Falsificações

Jorge Cadima

A revisão da história da II Guerra começou ainda antes da guerra acabar

Às vezes, uma notícia é como uma fotografia – vale mais do que milhares de palavras. Segundo a Radio 4 da BBC. «Documentos descobertos pela BBC revelam que os comandantes britânicos e americanos garantiram que a libertação de Paris, em 25 de Agosto de 1944, aparecesse como uma vitória “apenas de brancos”[...]O programa Document da BBC viu provas que os soldados negros das colónias [francesas] – que constituiam cerca de dois terços das forças da França Livre – foram deliberadamente retirados da unidade que conduziu o avanço aliado para o interior da capital francesa». E ainda: «o dirigente das forças da França Livre, Charles de Gaulle, tornou claro que desejava que os seus franceses conduzissem a libertação de Paris. O Alto Comando Aliado [anglo-americano] concordou, mas sob uma condição: a divisão de De Gaulle não deveria incluir quaisquer soldados negros [...] No fim, quase todos ficaram felizes. De Gaulle obteve o seu desejo de ver uma divisão francesa conduzir a libertação de Paris, embora a escassez de tropas brancas significasse que muitos dos seus homens eram na realidade espanhóis. [...] Mas para os Tirailleurs senegaleses, houve poucos motivos para celebração. [...] Após a libertação da capital francesa, muitos foram simplesmente despidos dos seus uniformes e enviados para casa. Para agravar as coisas, em 1959 as suas pensões foram congeladas» (BBC, 7.4.09).

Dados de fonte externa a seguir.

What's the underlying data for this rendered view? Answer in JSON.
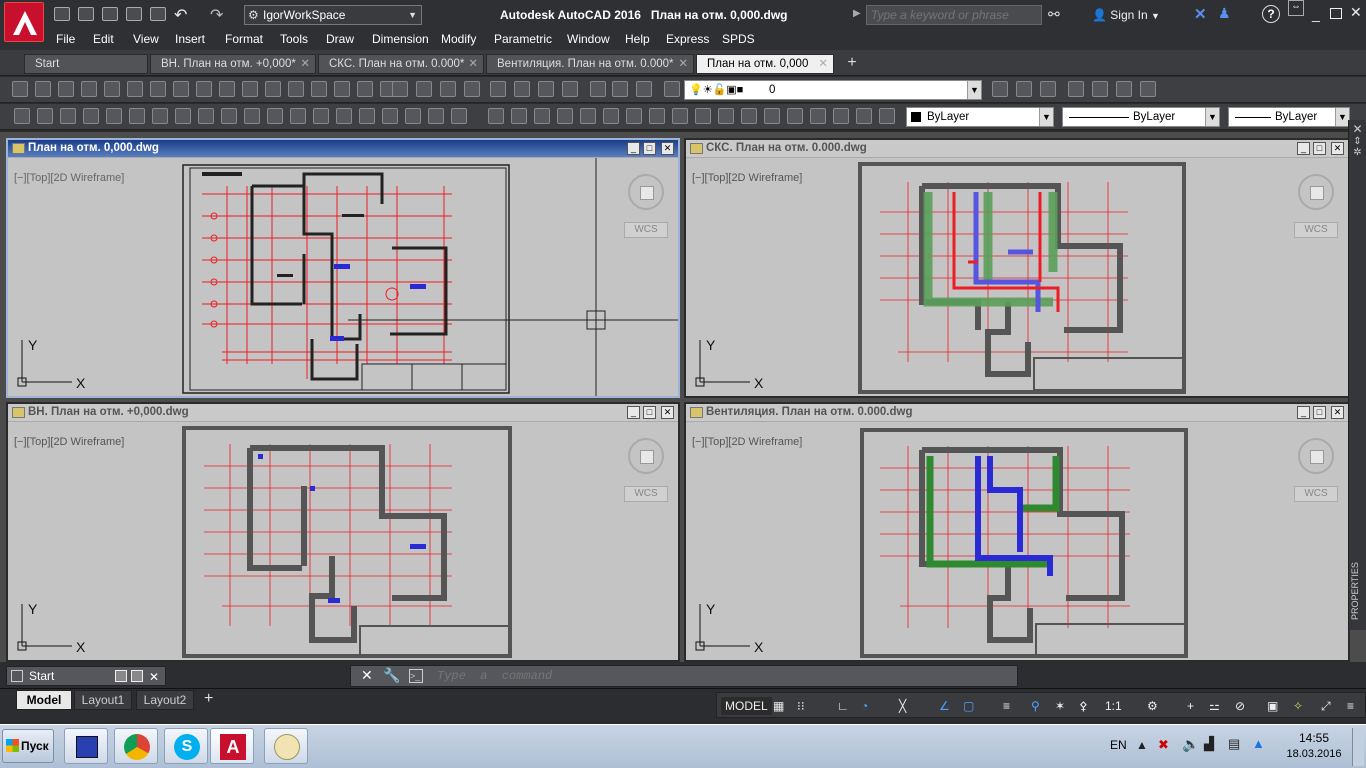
{
  "app": {
    "workspace": "IgorWorkSpace",
    "title_app": "Autodesk AutoCAD 2016",
    "title_file": "План на отм. 0,000.dwg",
    "search_placeholder": "Type a keyword or phrase",
    "sign_in": "Sign In"
  },
  "menu": [
    "File",
    "Edit",
    "View",
    "Insert",
    "Format",
    "Tools",
    "Draw",
    "Dimension",
    "Modify",
    "Parametric",
    "Window",
    "Help",
    "Express",
    "SPDS"
  ],
  "file_tabs": [
    {
      "label": "Start",
      "active": false
    },
    {
      "label": "ВН. План на отм. +0,000*",
      "active": false
    },
    {
      "label": "СКС. План на отм. 0.000*",
      "active": false
    },
    {
      "label": "Вентиляция. План на отм. 0.000*",
      "active": false
    },
    {
      "label": "План на отм. 0,000",
      "active": true
    }
  ],
  "properties": {
    "layer": "0",
    "color": "ByLayer",
    "linetype": "ByLayer",
    "lineweight": "ByLayer"
  },
  "viewports": [
    {
      "title": "План на отм. 0,000.dwg",
      "label": "[−][Top][2D Wireframe]",
      "wcs": "WCS",
      "active": true
    },
    {
      "title": "СКС. План на отм. 0.000.dwg",
      "label": "[−][Top][2D Wireframe]",
      "wcs": "WCS",
      "active": false
    },
    {
      "title": "ВН. План на отм. +0,000.dwg",
      "label": "[−][Top][2D Wireframe]",
      "wcs": "WCS",
      "active": false
    },
    {
      "title": "Вентиляция. План на отм. 0.000.dwg",
      "label": "[−][Top][2D Wireframe]",
      "wcs": "WCS",
      "active": false
    }
  ],
  "ucs": {
    "x": "X",
    "y": "Y"
  },
  "start_window": "Start",
  "command": {
    "placeholder": "Type  a  command"
  },
  "layout_tabs": [
    {
      "label": "Model",
      "active": true
    },
    {
      "label": "Layout1",
      "active": false
    },
    {
      "label": "Layout2",
      "active": false
    }
  ],
  "status": {
    "model": "MODEL",
    "scale": "1:1"
  },
  "right_panel": "PROPERTIES",
  "taskbar": {
    "start": "Пуск",
    "lang": "EN",
    "time": "14:55",
    "date": "18.03.2016"
  },
  "colors": {
    "viewport_bg": "#c4c4c4",
    "plan_red": "#ee1c25",
    "plan_black": "#222222",
    "plan_wall_gray": "#555555",
    "duct_green": "#2f8a2f",
    "duct_blue": "#2b2bd6",
    "active_header": "#1b3d8a"
  }
}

A notícia ilustra muita coisa: como se falsifica a História com encenações bem propagandeadas que glorificam generais sem tropas; como a Libertação da ocupação nazi não representou a libertação dos povos colonizados pelo liberal-democrata e ocidental-civilizado império francês; como os Aliados anglo-americanos (também cúmplices na colonização de boa parte da Humanidade) encaram os povos: carne para canhão, que serve para morrer nas guerras que afirmam o seu poder, mas não para participar nas vitórias.

Sem qualquer desprimor pelo valioso trabalho dos jornalistas da Radio 4, importa também salientar o que a notícia não diz. Quando as tropas aliadas entraram em Paris em 25 de Agosto, encontraram uma cidade já praticamente libertada pela Resistência francesa e o levantamento popular, com destaque para os Francs-Tireurs et Partisans (FTP), guerrilha em que os comunistas desempenharam o papel de vanguarda. Realidade reflectida na cerimónia de rendição do comandante das tropas alemães em Paris, von Choltitz, em que participa o comunista e comandante dos FTP, Coronel Henri Tanguy (Rol). Milhares de «franceses brancos» tiveram um papel decisivo na libertação da França. Mas eram em grande medida comunistas. Eram povo. O que escasseava eram «franceses brancos» da burguesia. Que, fiel ao seu grito de «antes Hitler que a Frente Popular» ou «antes a Prússia do que a Comuna», havia em boa medida escolhido o campo do colaboracionismo, do Marechal Pétain, da capitulação ou da passividade. A dominação de classe estava em primeiro lugar. Não era uma situação única entre as burguesias europeias. Pelo contrário. Mesmo sem falar na Alemanha e Itália, na Peninsula Ibérica, nos Balcãs ou na Escandinávia, a maioria da burguesia inglesa estava com o Pacto de Munique e tinha um fraquinho por Hitler, que havia “metido na ordem” os comunistas e os sindicatos. Churchill apenas chegou ao poder quando se tornou claro que Hitler não iria necessariamente respeitar o Império Britânico. E por toda a parte, de Estalinegrado a Paris, os comunistas desempenharam papel decisivo na derrota do nazi-fascismo.

A revisão da história da II Guerra começou ainda antes da guerra acabar. Hoje, o revisionismo e a mais despudorada falsificação histórica alastram - veja-se a vergonhosa resolução do Parlamento Europeu de 2 de Abril. Os herdeiros de Vichy e de Munique, os fascistas que de novo assomam ao poder em Itália ou no leste europeu, e outros - que deveriam ter vergonha - aliam-se para falsificar a História. Querem crucificar e perseguir os comunistas. Mas o que os move é sobretudo o medo. O medo de que os povos se insurjam contra o capitalismo e a sua dominação de classe - geradora de guerra, crise, miséria e fascismo - tornando-se de novo actores da História e construtores do seu futuro colectivo.